Increasing evidence from studies of both human subjects and mouse models implicates NMDAR dysfunction in the pathophysiology of ASD (44). Genetic or pharmacological inhibition of NMDAR function disrupts social approach behavior and alters synchronized gamma activity in rodent models (45,58,72). In human subjects, reduction in NMDAR function and amygdala evoked gamma activity have been linked to impairment in emotional face processing (46,65,73). In juvenile Pcdh10^+/− male mice, social approach deficits are accompanied by reduced synaptic NMDAR GluN1 and GluN2A subunits and impaired maintenance of the high-frequency gamma activity in the BLA, indicating that excitatory synaptic transmission and local circuit integrity are disrupted within this nucleus. Interestingly, acute enhancement of NMDAR function with the glycine site agonist dCS rescued the social approach deficit observed in these mice, suggesting that existing spines can be modified to rescue behavioral deficits. However, dCS applied to slices did not reverse the reduced BLA gamma band power phenotype, suggesting that the action of dCS on this isolated circuit on a slice – which lacks other inputs and outputs, as well as the behavior and experience of the awake behaving animal -- is not sufficient to explain the effect of systemic administration of dCS in rescuing social approach behavior.

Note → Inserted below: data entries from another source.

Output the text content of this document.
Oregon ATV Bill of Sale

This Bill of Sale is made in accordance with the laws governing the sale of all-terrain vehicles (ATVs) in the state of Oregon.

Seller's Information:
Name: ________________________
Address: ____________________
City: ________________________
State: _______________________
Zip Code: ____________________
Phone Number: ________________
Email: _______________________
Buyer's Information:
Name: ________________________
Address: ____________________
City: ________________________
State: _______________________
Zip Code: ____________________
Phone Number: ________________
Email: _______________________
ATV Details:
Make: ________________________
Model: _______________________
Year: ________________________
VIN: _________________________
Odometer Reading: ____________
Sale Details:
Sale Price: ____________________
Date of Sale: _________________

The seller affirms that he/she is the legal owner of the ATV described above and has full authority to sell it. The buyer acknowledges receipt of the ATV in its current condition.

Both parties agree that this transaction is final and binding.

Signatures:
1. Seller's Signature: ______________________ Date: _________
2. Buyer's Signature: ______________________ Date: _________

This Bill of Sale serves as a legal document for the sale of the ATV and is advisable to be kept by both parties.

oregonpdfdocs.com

Male bias is an important feature of ASD models

We show that a partial loss of Pcdh10 selectively impacts social approach behavior in male mice. ASD is more common in males than females (2,3). X-linked disorders, such as Fragile X, predictably show strong sex differences, but the majority of ASD-associated genes, including Pcdh10, are autosomal (9,74). These differences raise intriguing questions about the nature of sex differences, particularly in disorders with early, pre-pubertal onset (3). Organizational effects of the prenatal testosterone surge on the brains of male fetuses represent an early window for neuroendocrine effects on neural development and early social behavior (75,76). Interestingly, sex hormones modulate Pcdh10 expression in non-neuronal tissue (77), suggesting a possible mechanism by which early hormone exposure may underlie sex specific effects in this model. Studies of their molecular and genetic underpinnings of sex differences in ASD models are important future directions, and will ultimately provide clues to mechanisms of vulnerability and resilience.